Non è vero: il calabrone può volare, non sfida le leggi della gravità. “Semplicemente” l’entomologo francese Antoine Magnan, quando enuncia la teoria di questo “assurdo”, sbaglia i calcoli. Li rifà, e scopre l’errore. Lo ammette, ma la “leggenda” resiste, perché la credenza è suggestiva, la smentita molto meno.
Marco Pannella muore il 16 maggio di tre anni fa; tanti vaticinano che la sua morte coincide con quella del Partito Radicale di cui è cuore, cervello, anima. Il calabrone radicale però è ancora vivo. Gracile, fragile, debole; ma vivo.

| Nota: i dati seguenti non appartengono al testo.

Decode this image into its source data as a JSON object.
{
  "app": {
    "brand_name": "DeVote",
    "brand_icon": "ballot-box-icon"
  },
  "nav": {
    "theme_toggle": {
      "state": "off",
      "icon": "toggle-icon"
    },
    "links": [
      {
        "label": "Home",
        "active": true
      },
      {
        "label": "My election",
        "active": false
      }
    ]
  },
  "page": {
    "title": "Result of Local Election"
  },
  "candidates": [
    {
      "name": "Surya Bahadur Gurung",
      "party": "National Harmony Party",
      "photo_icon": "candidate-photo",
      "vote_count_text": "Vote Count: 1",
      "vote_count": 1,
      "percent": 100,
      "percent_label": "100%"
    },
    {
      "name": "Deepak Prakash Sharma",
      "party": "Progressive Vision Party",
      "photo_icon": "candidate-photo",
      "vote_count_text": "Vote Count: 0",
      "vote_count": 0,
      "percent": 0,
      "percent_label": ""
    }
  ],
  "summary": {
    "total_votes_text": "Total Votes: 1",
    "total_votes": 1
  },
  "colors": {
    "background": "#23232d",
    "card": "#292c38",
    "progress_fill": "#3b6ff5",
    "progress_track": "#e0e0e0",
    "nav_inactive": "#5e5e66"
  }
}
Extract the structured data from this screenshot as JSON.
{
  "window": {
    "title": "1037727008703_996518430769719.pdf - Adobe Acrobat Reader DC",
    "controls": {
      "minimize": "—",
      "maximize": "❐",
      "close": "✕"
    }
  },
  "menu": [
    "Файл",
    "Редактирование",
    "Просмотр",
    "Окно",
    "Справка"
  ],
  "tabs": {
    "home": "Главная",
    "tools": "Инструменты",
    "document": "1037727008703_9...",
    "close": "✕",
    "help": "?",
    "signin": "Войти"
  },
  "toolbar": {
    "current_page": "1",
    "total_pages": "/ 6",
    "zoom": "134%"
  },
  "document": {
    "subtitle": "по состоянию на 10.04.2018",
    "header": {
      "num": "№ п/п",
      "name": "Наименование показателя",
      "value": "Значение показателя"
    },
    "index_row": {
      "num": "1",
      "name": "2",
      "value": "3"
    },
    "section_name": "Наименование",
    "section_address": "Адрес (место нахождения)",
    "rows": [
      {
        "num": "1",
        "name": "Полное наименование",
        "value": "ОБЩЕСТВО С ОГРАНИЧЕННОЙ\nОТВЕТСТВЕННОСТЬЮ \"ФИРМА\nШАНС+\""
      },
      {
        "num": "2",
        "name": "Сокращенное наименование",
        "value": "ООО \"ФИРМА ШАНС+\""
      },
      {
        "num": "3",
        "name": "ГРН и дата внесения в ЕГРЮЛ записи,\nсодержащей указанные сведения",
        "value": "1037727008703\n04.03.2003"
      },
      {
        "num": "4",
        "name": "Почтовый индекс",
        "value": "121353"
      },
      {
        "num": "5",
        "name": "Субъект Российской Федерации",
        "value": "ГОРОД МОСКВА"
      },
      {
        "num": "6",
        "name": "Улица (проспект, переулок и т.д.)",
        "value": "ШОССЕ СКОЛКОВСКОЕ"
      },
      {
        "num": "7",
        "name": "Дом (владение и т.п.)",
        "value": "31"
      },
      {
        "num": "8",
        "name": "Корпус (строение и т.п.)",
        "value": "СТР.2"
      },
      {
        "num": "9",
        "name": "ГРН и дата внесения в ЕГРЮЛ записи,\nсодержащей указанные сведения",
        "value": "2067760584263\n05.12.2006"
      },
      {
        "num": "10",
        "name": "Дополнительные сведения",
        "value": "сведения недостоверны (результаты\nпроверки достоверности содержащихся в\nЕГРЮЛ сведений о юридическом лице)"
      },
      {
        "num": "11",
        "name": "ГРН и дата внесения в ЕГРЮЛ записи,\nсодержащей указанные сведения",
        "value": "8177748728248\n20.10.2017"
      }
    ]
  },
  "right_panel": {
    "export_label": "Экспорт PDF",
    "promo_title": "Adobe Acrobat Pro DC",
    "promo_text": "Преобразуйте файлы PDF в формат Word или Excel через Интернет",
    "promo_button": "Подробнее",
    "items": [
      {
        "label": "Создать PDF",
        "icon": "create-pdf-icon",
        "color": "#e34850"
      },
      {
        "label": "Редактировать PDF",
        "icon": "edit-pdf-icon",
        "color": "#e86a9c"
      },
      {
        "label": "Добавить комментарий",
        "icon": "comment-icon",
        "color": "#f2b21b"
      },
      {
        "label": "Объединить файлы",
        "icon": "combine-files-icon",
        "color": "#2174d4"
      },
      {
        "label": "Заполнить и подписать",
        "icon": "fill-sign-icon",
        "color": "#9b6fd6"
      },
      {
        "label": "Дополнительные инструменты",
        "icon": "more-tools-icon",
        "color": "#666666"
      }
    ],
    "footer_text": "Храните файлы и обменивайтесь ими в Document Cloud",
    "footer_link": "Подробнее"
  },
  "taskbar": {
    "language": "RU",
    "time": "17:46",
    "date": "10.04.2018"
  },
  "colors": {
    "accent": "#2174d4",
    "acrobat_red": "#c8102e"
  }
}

Determinato, raccoglie l’eredità politica, il patrimonio culturale e ideale di Pannella; in particolare le battaglie per cui si è battuto allo spasimo: il diritto umano e civile alla conoscenza; la “giustizia giusta”, per tutti e ciascuno, che affascina personaggi come Leonardo Sciascia ed Enzo Tortora; la nonviolenza coniugata al diritto.
Un patrimonio di valori non tanto da gestire, piuttosto da condividere, in senso letterale: partecipazione a un progetto, una tensione d’insieme: l’unione di “bruniana” memoria, come ci ricorda Aldo Masullo. Un quotidiano proporre quel “vecchio” motivo che un giovanissimo Pannella contrappone a uno smaliziatissimo Palmiro Togliatti: “Unione laica delle forze”, in luogo dell’“unità delle forze laiche”. Da oggi, dunque, e fino al 2 novembre, a Napoli, il congresso degli iscritti italiani al Partito Radicale (presso la Fondazione FOQUS). All’ordine del giorno del congresso la centralità del “Caso Italia”, a partire dalla questione giustizia e informazione.

La questione Giustizia si sviluppa a partire da alcune proposte di legge radicali, su temi cruciali: amnistia e indulto; revisione del sistema delle misure di prevenzione e delle informazioni interdittive antimafia, le procedure di scioglimento dei comuni per mafia; riforma del sistema dell’ergastolo ostativo e del regime del 41 bis; abolizione degli incarichi extragiudiziari dei magistrati. E ancora: responsabilità civile dei magistrati, abolizione dell’obbligatorietà dell’azione penale, separazione delle carriere dei magistrati.
Sul fronte informazione il rilancio della proposta radicale sulla riforma della Rai, e la campagna per la vita del servizio pubblico Radio Radicale. Altra carne allo spiedo è costituito dal “Comitato promotore del referendum contro la riduzione dei parlamentari”. I radicali sono ben consapevoli che si tratta di un impegno gravoso, di questi tempi impopolare, ma lo ritengono atto dovuto: «Dobbiamo resistere», dice il segretario radicale Maurizio Turco, «alla ulteriore degenerazione e putrefazione della democrazia italiana. La richiesta di referendum è accompagnata dalla proposta per l’elezione diretta del presidente della Repubblica, e per l’elezione del parlamento in collegi uninominali». Dite che questi radicali pannelliani senza “se” e senza “ma”, sono ambiziosi, velleitari? Forse; ma non è la prima volta che a dispetto di ogni pronostico riescono a far saltare il banco (s)partitocratico. Da sempre conoscono il “sugo del sale”: hanno una “visione” che va al di là di una sia pur astuta gestione di un precario “esistente”. Hanno fatto loro il salveminiano “non mollare”; lo coniugano con il paolino “Spes contra Spem”. Si traduce in quell’aforisma di Henri Bergson che per Pannella era un manifesto di vita: «La durata è la forma delle cose». Metodo che è forma e sostanza insieme, fini qualificati dai mezzi usati: il diritto umano e civile alla conoscenza, il diritto al diritto. Chissà: potranno forse cominciare a spuntare i primi germogli di una lunga, lenta, faticosa semina; quel necessario vaccino da opporre ai veleni di cui un po’ tutti si è vittime.